I don't think I would ever be able to loosen your dogmatic view that no benefit can be had by using primitives. However, here are some things that might help:
- A 31-page overview of the PicoBlaze/KCPSM design, written by the designer is available at
http://bleyer.org/pacoblaze/picoblaze.pdf which talks about the trade off between architecture and resources may show the designer's original intention. It is not supposed to be portable, it was supposed to take maximum advantage of a given FPGA architecture.
- The design is Xilinx IP, and restricted by its license to only be used on Xilinx devices, so discussing portability to other vendor's FPGAs is a straw man. You are legally not allowed to do this.
- Synthesis tools are ignorant of the H/W layer, and like to do things like replace chains LTU-implemented shift registers, undoing the designers intent of synchronizing signals. Or if they do keep the registers as FFs, it does not put them as close as possible, lowering MTBF - unless you use some-what hit-and-miss vendor specific synthesis attributes.

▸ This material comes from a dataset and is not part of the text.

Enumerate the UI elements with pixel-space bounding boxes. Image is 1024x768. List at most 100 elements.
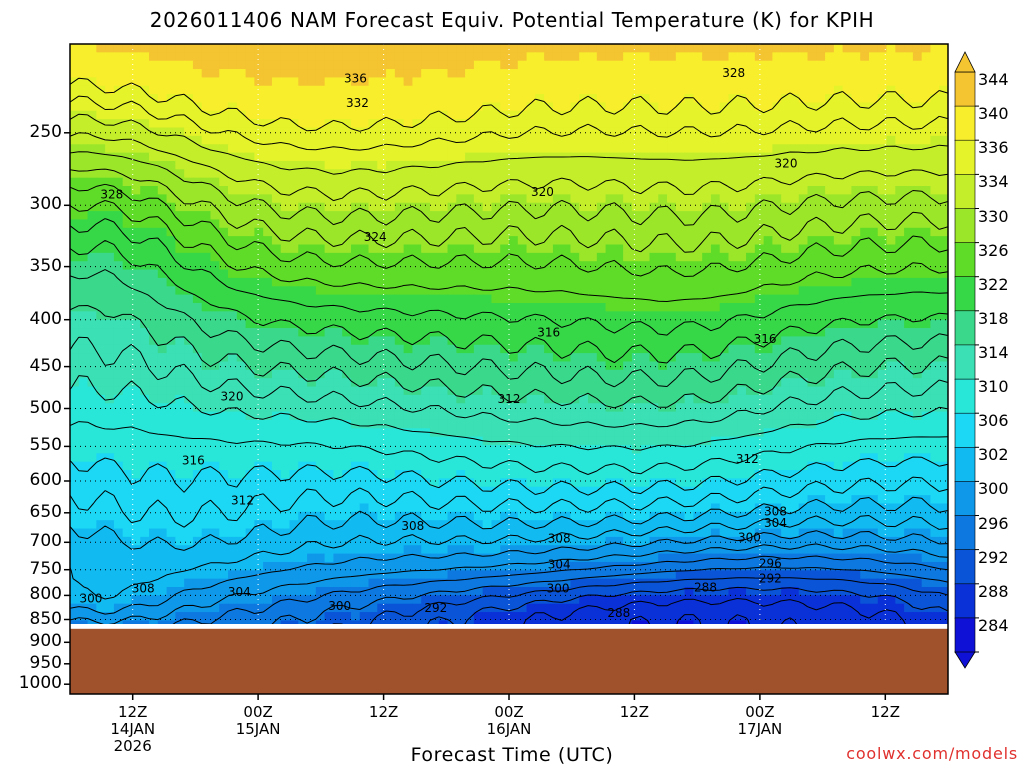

- When memory blocks are inferred you don't know what they are called, so you can't use tools such as "memtool.exe" to replace memory contents without rebuilding the entire bitstream. As a workaround you can sometimes look at the final design and infer what the memory block was called but that is somewhat of a hack compared with just using a primitive.
- When you infer a 1024x18-bit memory that is initially all zeros it will be optimized away, so there will be no memory block you could push any desired contents into.
- A smaller table of filter constants may end up implemented in LUTs, limiting the performance of DSP blocks because the tools can no longer use dedicated routing paths. (That is unless of course you once again resort to vendor specific synthesis attributes).
- You may explicitly want a chain of flip-flops to be flip-flops, so they can be placed across the die to help with timing. This can have you reaching for vendor-specific compiler settings and once again, vendor specific synthesis attributes.
- There are perfectly functional designs that can be implemented using primitives and/or manual placement that cannot be correctly inferred. As an extreme example,how about "A 7.4 ps FPGA-Based TDC with a 1024-Unit Measurement Matrix"
https://www.ncbi.nlm.nih.gov/pmc/articles/PMC5424742/....
And just in case you say "but these can all be addressed with synthesis attributes and implementation options" that leaves you in a worse position than using primitives - your design now depends on fine-level details in your build environment, and the correct incantation to use which will be different between vendors, tools and even tool versions.
Why not just build a small library of behavioral descriptions of the missing Xilinx primitives, and then you can build the design on any vendor that lacks them. They are simple enough to model, and if you truly believe what you assert, the result should be the same and still optimal.